When considering properties for data centres, a company’s top priorities include the abundance and cost of power in that jurisdiction and the supply of fibre, J.P. MacKay, vice president, urban data centres and special operations, Allied Properties REIT, told delegates.

Allied also needs to know that it can “directly connect” the building to its existing campus, “which immediately adds value…”

Allied Properties owns three network-dense data centres, including 151 Front St. in Toronto – Canada’s largest carrier hotel.  “The benefit of owning it (151 Front St.) is we have unlimited (and exclusive) rights for fibre entry,” MacKay said.

Sienna’s Cormack said feasibility studies required to select sites for seniors’ properties cover such issues as the availability of a pool of skilled labour, including registered nurses and personal support workers. Large land parcels are integral to the developments because homes for the aged require parking for staff and visitors.

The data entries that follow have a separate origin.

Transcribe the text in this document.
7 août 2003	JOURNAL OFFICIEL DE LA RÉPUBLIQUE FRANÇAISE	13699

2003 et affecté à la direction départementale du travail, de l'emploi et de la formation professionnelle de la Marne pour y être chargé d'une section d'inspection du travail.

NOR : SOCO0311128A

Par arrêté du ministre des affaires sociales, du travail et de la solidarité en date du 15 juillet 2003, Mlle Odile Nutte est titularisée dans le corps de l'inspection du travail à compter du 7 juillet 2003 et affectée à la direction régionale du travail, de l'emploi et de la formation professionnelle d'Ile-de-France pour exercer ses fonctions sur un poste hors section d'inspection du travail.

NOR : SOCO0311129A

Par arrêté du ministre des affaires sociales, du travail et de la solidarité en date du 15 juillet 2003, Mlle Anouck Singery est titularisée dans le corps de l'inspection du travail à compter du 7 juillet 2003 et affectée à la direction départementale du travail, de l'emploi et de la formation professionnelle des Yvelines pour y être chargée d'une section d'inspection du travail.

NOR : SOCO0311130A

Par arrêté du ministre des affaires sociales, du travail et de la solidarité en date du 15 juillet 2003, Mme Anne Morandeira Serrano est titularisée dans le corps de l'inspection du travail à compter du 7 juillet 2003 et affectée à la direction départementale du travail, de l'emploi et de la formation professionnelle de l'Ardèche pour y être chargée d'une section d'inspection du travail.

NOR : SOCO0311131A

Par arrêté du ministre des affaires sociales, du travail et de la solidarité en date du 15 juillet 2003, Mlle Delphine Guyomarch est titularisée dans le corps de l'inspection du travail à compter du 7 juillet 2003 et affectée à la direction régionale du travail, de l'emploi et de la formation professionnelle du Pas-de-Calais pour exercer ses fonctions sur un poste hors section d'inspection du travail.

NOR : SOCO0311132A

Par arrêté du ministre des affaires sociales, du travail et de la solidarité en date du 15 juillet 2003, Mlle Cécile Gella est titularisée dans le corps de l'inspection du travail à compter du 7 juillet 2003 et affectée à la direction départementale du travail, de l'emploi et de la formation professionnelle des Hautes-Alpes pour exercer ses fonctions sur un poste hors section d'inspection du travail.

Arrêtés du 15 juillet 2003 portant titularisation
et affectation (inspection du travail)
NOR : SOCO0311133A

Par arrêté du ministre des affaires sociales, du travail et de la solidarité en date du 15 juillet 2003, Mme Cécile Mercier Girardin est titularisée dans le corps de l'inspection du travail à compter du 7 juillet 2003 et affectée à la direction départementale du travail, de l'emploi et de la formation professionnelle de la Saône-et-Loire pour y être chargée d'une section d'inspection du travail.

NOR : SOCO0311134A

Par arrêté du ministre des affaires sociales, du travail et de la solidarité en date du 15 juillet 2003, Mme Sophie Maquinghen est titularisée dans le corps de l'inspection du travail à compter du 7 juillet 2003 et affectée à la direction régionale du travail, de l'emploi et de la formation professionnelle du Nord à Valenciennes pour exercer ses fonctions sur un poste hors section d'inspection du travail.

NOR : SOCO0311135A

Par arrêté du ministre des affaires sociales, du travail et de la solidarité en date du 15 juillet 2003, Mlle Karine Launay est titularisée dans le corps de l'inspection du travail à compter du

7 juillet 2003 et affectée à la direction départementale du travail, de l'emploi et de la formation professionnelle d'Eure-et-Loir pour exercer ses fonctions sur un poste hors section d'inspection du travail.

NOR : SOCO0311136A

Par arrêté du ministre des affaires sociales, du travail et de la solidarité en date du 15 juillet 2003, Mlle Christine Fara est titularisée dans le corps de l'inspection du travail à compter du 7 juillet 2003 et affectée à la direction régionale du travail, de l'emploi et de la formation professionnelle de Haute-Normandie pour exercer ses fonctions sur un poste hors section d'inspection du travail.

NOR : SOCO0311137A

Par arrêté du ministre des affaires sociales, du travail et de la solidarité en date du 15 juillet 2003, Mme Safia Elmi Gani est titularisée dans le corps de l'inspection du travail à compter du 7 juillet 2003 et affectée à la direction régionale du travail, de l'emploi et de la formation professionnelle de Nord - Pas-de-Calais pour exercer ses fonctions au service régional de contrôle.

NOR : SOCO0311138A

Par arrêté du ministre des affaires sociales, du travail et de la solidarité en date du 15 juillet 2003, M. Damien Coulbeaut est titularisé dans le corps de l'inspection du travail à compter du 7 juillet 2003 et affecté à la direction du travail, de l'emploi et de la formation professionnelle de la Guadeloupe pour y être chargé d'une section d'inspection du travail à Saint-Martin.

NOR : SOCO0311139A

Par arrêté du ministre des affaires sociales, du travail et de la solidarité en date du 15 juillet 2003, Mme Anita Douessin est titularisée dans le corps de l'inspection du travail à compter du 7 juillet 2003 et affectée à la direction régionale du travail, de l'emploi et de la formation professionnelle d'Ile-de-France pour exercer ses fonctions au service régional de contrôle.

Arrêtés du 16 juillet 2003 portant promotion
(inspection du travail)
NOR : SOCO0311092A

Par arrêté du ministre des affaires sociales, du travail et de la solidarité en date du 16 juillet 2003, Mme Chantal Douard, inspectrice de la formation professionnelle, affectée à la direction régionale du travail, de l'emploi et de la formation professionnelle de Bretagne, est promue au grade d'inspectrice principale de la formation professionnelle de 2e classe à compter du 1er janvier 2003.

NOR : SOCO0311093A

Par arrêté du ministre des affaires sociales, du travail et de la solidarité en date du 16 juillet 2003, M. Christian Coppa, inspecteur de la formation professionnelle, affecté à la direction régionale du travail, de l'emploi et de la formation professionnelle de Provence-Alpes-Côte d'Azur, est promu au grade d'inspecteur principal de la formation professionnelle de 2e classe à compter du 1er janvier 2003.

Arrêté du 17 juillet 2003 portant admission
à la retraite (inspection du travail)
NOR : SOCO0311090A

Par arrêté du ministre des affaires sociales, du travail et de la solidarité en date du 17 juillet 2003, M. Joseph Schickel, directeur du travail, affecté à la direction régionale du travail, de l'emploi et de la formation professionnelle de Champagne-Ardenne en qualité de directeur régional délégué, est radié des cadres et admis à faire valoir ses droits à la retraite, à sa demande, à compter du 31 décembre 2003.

Cormack added that seniors’ projects are best built new. Retrofits of old buildings – even former seniors homes – can be complex and difficult to pull off.

At Fengate, McKenna said the operating company, not the property company, leads on site selection for senior residences because it determines the client market and staffing availability, “And then, we can assess the transit, roads and surface parking, etc.”

When VersaCold – Canada’s largest supply chain company that handles temperature sensitive products such as food – closed two of its “obsolete facilities” this year and turned back the buildings to landlords KingSett Capital and Ivanhoe Cambridge, it was a win-win situation for the operating and property side companies, Paul Campbell, CEO, VersaCold, told delegates.

“We were able to take the best-paying customers out of these facilities and insert them into our other facilities,” he said. The property side (Propco) was able to sell the old buildings and integrate industrial markets. VersaCold has 1,000 employees and 27 plants across Canada.

Campbell said a big issue with any property for VersaCold, which recently completed the largest freezer warehouse in Canada in Milton, Ont., is attracting labour. At the Milton site, public transit is poor and the building is near a new Amazon warehouse, a magnet for the type of employee VersaCold wants.

Fengate’s McKenna sees another potential asset to consider investing in – co-living residences. With affordability and density issues growing in many Canadian cities, the new market is gaining traction. “Anyone who figures out how to do co-living in such a way which appeals to adults who are out of school, I think will hit the goldmine.”

McKenna spoke about co-living developments that feature suites with moveable walls. “It’s really a design issue that we are trying to figure out.”